Mary Johnson is helping youngsters stay off the streets this summer by providing lessons about self-esteem, God and bullying.

Johnson, of Walker, and several volunteers hosted Camp Outreach, a two-week camp in June aimed at helping youngsters grow spiritually and emotionally. The camp began in 1991, and its popularity is growing.

About 70 youth — one of the biggest groups since the camp’s inception — packed Club Outreach on Sunset Boulevard on June 18 and played games, colored and listened to community leaders talk about the importance of loving and respecting themselves.

John Vann, 9, of Walker, took a break from the day’s activities to eat a hot meal and said since starting the camp, he’s “learned about God and Jesus and how he helps people solve their problems.”

Vann said he’s happy at camp because it gives him something to do other than staying at home playing video games.

“I like this better,” Vann said.

Jordan Pittman, of Baton Rouge, said she’s learned about Moses.

“God gave him the 10 commandments,” the 9-year-old said.

Johnson said the goal of the camp — which also provides meals, crafts and other art activities, games and outside recreation — is to teach children the importance of prayer, good citizenship and the perils of bullying.
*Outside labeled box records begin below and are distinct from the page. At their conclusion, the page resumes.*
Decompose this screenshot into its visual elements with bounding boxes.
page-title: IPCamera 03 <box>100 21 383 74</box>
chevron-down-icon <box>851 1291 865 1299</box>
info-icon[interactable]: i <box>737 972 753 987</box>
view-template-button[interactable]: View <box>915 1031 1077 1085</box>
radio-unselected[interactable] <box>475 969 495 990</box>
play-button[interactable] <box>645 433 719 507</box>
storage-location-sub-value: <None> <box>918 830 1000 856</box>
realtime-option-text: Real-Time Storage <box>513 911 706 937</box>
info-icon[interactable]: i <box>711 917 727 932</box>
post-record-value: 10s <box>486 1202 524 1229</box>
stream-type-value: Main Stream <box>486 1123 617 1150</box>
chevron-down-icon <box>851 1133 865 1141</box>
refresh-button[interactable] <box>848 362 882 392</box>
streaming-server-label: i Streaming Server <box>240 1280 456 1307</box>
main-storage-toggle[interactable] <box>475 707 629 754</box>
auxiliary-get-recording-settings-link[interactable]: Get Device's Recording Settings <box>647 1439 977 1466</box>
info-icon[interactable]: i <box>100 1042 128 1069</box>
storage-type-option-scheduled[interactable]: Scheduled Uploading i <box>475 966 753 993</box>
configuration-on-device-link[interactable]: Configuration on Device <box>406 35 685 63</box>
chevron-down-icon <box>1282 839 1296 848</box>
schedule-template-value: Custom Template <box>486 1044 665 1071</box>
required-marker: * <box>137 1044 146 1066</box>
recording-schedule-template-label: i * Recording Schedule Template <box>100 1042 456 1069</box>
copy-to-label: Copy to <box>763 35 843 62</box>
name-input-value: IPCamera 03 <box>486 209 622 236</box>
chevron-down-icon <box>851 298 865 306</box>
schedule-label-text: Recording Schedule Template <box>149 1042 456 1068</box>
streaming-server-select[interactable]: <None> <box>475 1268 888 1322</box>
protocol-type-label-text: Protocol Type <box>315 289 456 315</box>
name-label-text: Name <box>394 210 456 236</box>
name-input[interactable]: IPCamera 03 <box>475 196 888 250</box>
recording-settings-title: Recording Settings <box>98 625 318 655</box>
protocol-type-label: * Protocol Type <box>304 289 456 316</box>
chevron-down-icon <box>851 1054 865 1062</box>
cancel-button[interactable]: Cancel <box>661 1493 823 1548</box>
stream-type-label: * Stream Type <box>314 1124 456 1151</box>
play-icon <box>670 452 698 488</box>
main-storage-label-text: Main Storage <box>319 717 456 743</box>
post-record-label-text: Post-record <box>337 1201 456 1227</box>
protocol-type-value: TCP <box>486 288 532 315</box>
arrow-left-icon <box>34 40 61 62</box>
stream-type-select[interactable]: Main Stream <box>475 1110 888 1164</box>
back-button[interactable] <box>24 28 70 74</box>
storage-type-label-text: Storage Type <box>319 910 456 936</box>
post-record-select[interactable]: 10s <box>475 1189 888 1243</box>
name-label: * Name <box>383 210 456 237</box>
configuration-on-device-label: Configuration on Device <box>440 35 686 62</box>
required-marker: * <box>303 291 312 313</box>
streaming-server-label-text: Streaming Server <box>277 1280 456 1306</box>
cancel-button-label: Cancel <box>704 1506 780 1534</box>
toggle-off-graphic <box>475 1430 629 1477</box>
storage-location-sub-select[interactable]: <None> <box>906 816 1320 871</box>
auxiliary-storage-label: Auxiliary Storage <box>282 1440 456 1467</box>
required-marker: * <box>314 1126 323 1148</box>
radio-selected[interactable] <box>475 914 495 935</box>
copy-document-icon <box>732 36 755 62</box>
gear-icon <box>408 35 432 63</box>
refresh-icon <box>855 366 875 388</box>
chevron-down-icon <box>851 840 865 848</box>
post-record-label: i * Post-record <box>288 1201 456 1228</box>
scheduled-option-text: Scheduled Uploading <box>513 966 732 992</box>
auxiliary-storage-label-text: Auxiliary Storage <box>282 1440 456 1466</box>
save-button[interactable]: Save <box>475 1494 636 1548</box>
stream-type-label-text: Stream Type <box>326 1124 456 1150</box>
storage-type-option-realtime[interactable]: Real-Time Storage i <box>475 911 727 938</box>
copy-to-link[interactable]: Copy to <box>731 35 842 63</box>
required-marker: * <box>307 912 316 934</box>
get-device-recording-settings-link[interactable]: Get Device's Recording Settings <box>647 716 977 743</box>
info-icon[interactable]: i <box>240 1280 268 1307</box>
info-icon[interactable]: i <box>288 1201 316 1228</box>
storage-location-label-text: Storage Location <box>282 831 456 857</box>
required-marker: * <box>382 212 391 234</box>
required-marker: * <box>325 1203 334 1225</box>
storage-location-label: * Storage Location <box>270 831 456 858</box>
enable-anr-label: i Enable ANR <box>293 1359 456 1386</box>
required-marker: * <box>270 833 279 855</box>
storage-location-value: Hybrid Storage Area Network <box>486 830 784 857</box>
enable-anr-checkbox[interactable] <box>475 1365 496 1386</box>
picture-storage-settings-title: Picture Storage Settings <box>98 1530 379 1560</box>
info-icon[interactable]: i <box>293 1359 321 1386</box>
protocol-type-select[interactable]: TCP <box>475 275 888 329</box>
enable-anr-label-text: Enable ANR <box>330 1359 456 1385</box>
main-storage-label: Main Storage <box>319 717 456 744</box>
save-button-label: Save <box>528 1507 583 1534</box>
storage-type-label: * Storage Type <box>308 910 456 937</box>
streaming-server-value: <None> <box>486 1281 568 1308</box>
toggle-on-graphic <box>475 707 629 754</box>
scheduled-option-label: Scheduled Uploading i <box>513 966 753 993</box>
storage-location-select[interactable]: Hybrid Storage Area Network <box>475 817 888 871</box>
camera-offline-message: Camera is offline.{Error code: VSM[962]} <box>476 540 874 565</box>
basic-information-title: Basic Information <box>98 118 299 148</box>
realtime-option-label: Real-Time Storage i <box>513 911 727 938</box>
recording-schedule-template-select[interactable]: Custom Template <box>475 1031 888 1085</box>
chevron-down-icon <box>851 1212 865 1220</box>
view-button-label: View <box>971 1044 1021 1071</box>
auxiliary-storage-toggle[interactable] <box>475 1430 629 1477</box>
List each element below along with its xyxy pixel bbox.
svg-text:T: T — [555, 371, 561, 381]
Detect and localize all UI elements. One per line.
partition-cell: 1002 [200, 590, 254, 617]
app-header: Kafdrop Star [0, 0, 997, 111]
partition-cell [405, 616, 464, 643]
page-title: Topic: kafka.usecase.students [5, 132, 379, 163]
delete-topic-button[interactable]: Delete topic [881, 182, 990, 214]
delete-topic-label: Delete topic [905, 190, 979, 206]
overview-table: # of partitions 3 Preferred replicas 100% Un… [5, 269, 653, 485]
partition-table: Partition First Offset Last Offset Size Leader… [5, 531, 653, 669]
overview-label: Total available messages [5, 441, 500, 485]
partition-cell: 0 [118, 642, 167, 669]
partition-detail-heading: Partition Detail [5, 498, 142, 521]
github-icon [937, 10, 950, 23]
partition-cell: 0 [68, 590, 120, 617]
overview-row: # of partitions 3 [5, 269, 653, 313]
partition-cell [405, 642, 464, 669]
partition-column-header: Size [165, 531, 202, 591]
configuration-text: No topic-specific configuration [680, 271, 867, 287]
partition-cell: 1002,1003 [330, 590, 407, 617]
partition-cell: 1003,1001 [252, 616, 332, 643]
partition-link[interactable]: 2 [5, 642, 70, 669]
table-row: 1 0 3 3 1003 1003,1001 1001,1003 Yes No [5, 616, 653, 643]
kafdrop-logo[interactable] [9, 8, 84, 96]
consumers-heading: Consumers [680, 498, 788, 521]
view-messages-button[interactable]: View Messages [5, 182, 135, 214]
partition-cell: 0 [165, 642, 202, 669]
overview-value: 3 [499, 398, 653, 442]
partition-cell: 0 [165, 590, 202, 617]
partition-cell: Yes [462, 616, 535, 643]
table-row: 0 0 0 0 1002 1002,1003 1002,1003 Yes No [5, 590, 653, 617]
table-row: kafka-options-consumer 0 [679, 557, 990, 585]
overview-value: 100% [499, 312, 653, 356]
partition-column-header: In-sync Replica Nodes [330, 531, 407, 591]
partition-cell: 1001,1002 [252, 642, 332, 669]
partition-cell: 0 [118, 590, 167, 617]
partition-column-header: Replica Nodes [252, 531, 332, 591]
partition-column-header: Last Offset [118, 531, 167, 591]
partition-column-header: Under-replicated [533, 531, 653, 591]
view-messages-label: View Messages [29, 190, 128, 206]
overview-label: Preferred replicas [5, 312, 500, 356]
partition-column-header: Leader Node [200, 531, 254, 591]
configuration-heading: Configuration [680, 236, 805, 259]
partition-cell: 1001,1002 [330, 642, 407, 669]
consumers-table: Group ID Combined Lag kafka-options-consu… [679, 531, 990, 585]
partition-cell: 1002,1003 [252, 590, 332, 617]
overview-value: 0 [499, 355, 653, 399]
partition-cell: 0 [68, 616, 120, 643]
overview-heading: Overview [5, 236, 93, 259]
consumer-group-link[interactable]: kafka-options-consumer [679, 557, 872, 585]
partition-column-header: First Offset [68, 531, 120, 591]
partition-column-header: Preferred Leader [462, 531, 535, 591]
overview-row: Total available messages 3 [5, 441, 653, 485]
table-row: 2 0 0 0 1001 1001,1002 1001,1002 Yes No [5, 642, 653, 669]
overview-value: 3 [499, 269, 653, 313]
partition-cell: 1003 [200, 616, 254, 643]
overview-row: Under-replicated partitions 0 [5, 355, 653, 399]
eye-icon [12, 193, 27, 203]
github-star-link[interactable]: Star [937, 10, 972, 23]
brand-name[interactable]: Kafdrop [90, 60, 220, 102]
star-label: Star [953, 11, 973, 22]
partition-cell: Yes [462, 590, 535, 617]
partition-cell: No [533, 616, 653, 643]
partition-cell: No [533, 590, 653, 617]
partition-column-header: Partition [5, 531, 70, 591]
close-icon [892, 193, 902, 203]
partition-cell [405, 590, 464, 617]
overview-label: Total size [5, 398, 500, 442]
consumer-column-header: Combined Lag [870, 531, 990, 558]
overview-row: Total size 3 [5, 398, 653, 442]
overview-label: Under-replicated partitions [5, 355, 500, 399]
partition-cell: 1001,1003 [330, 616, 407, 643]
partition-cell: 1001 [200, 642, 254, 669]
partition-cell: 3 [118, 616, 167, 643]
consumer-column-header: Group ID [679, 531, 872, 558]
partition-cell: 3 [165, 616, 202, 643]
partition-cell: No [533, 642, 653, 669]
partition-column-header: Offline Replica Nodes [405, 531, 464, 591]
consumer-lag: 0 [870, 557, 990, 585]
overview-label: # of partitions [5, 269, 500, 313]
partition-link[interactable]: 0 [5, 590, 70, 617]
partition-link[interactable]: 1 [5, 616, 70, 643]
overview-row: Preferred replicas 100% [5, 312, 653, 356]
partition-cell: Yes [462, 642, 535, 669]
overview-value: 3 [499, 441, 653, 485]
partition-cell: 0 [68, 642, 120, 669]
Each day, the youngsters begin their day with a prayer followed by lessons from members of the community, such as representatives from the Livingston Parish Sheriff’s Office, the Walker Police Department and the local fire department.

“Our mission is to equip them to be good citizens and have a good attitude,” Johnson said.

Many of the campers are at-risk or come from underprivileged homes and some have no mentor in the home, Johnson said.

Her goal is to make sure each child aims to be “the best person they can be.”

“You can pull yourself out of whatever society has injected into you,” Johnson said. “God loves them regardless of what gender or color they are.”

The camp has helped boost Ralyn Johnson’s self confidence, she said. “I’m awesome,” Ralyn said as she recalled the words of one of the week’s many speakers, who also told the children not to bully other children.

Ministers like Harris Reams Jr., of Osceola Church of God and Christ in Walker, remain during camp hours, which are 9 a.m. to 2 p.m., to talk with the children and help maintain order.

“I want to give back to the community that’s been good to me, that helped raise me,” Reams said.

“These are the kids in the neighborhood,” said pastor Sterling Perkins, of Unity Church of God and Christ in Walker. “We’re trying to develop good character.”

While the families are asked to pay $40 for each child attending the camp, Johnson has accepted children whose families are not able to pay. She said the camp is funded through donations from the community.

“We’re not turning anyone down,” Johnson said. “This gives them a place to go.”

On Friday, the campers will celebrate their last day at camp with a field trip to Fontainebleau State Park in Mandeville.

Following the camp, Club Outreach will provide free breakfast and lunch to youths through the end of July. The food and nutrition program, Johnson said, is paid for by the state.